Visualization Of Faceted Features
If a neuron reacts to several different types of pictures, it is said to have numerous facets. A pose-invariant dog-head detector, for instance, can identify dog heads that are angled left, right, or directly ahead. Both the interior and exterior of grocery stores are protected by a detector fire. Boundary detectors don’t care which side is which; they only search for a variation in texture between the two. Even numerous, unrelated types of images can cause a cell to activate. We call these neurons polysemantic.
The process of feature visualization involves optimizing a neural network’s input to produce stimuli that exhibit certain behaviors, usually maximizing a neuron’s activity. Because it is challenging to depict several facets in a single image, neurons with multiple facets pose unique issues for feature visualization. Feature visualization frequently attempts to depict both facets simultaneously (which is illogical) or only displays one facet 44 when such neurons are present. Both situations are insufficient.

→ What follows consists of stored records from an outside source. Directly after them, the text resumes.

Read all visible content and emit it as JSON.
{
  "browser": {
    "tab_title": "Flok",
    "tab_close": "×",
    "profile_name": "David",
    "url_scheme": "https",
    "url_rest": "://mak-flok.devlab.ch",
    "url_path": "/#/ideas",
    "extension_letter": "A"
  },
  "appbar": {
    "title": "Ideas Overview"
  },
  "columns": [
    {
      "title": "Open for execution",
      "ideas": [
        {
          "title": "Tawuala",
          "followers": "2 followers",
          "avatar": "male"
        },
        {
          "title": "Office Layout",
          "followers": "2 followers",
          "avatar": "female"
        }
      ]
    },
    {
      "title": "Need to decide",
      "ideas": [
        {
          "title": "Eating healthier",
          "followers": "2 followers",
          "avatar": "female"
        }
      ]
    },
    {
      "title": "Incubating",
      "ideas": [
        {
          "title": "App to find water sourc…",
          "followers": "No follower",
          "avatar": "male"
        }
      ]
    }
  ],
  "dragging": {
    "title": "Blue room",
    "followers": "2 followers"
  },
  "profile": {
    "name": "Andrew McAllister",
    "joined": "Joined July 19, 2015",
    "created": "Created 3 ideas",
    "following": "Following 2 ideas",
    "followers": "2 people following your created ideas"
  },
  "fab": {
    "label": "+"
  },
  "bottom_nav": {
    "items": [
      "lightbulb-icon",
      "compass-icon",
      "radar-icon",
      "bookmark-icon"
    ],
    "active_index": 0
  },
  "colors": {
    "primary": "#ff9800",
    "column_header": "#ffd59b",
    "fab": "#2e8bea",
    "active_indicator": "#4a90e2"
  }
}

Two previous methods for enhancing feature visibility for multifaceted neurons are known to us. Finding a wide variety of images that trigger a particular neuron and using them as seeds for the feature visualization optimization process is the first strategy. In the second, a phrase that promotes diversity of activations on earlier levels is combined with feature visualization.
Here, we suggest a novel feature visualization goal called “faceted feature visualization,” which enables us to direct the feature visualization toward a specific topic represented by a set of images (such as text, logos, facial traits, etc.). In order to distinguish between these photos and generic natural images, we first gather samples of images that fit this theme. Then, we train a linear probe on the model’s lower layers. Next, we maximize the penalized objective to visualize the features.
f(g(x))+w T (g(x)⊙∇f(g(x))), where w are that linear probe’s weights.
The original feature visualization objective, f∘g, is made up of two functions: f, which converts those intermediate activations into the final objective, and g, which transforms the input into intermediate activations.
The architecture, inside, and nature facets in this paper use photos from SUN397; the stance employs VOC2012 bounding boxes; and the face uses a combination of Flickr-Faces-HQ and fairface.
Why we do not maximize f(g(x))+w T g(x) instead may be of interest to the reader. Because the ∇f(g(x)) functions as a filter, downweighting the unnecessary components of g(x) that do not contribute to the objective f∘g(x), we have discovered that, in reality, the former aim yields feature visualizations of significantly greater quality. We have also discovered that the quality of the generated visualizations is much improved by substituting the diversity term on the intermediate activations g(x)⊙∇f(g(x)).